Now for the same example in method syntax:
var authorRecipies = db.Recipes .GroupBy(r => r.Author) .OrderBy(g => g.Key) .Select(g => new { Author = g.Key, RecipeCount = g.Count() });
LINQ Group By Multiple Columns
Finally, we get to our original question. Let’s now group by multiple columns. We’ll imagine that we want to find not just the number of recipes per author, but also the number of recipes an author has per the different categories. Here’s the SQL we want to duplicate in LINQ:
SELECT Author, Category, COUNT(ID) As RecipeCount FROM Recipes GROUP BY Author, Category
This will create the following output:
[table id=4 /]
In order to group by multiple columns, the structure of our queries is basically the same as before. However, instead of grouping by one property, we need to create a new anonymous object and group by that object. Here’s the code:
var authorCategoryRecipies = from r in db.Recipes group r by new { r.Author, r.Category } into g orderby g.Key.Author select new { Author = g.Key.Author, Category = g.Key.Category, RecipeCount = g.Count() };
And the same example in method syntax:
var authorCategoryRecipes = db.Recipes .GroupBy(r => new { r.Author, r.Category }) .OrderBy(g => g.Key.Author) .Select(g => new { Author = g.Key, RecipeCount = g.Count() });
Also notice that we had to change the OrderBy
parameter from g.Key
to g.Key.Author
. Since our grouping now contains Author and Category, we need to tell the query which property to order by.

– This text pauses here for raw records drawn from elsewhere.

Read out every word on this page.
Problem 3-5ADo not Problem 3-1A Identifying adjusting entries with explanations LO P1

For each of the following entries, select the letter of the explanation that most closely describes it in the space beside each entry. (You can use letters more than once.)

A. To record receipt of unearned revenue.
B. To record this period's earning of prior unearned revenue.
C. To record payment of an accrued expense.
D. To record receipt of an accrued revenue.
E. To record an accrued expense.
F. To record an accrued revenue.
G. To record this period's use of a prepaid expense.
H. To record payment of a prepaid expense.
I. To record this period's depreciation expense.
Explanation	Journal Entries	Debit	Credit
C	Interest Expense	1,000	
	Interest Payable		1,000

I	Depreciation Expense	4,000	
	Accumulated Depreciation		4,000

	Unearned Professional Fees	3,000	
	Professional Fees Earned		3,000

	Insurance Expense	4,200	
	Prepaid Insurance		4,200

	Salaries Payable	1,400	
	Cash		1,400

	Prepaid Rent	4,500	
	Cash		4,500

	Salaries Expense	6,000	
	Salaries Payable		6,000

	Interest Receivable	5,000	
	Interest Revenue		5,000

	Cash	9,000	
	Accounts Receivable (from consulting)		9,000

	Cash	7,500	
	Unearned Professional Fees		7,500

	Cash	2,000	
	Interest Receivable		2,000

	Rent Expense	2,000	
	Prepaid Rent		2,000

LINQPad: The Scratchpad for C# and LINQ
I think I’d be remiss if I didn’t mention one more thing before wrapping up. If you want to be able to test your LINQ syntax without having to build and re-build your project, check out LINQPad. It lets you try out LINQ queries outside of Visual Studio. You can make quick changes to your code and get instant feedback on the results of that LINQ query. Think of it like JSFiddle, but for C#. I used it in this article in order to test out a number of my queries. Here’s some example code and output:
There’s a free and paid version. The biggest thing I can see missing from the free version is AutoComplete syntax, but the tool is still useful without that. Hopefully you find that to be the case as well.
LINQ Group By Multiple Columns: Conclusion
To be perfectly honest, whenever I have to use Group By in a query, I’m tempted to return back to raw SQL. I find the SQL syntax terser, and more readable than the LINQ syntax with having to explicitly define the groupings. In an example like those above, it’s not too bad keeping everything in the query straight. However, once I start to add in more complex features, like table joins, ordering, a bunch of conditionals, and maybe even a few other things, I typically find SQL easier to reason about. Once I get to the point where I’m using LINQ to group by multiple columns, my instinct is to back out of LINQ altogether. However, I recognize that this is just my personal opinion. If you’re struggling with grouping by multiple columns, just remember that you need to group by an anonymous object.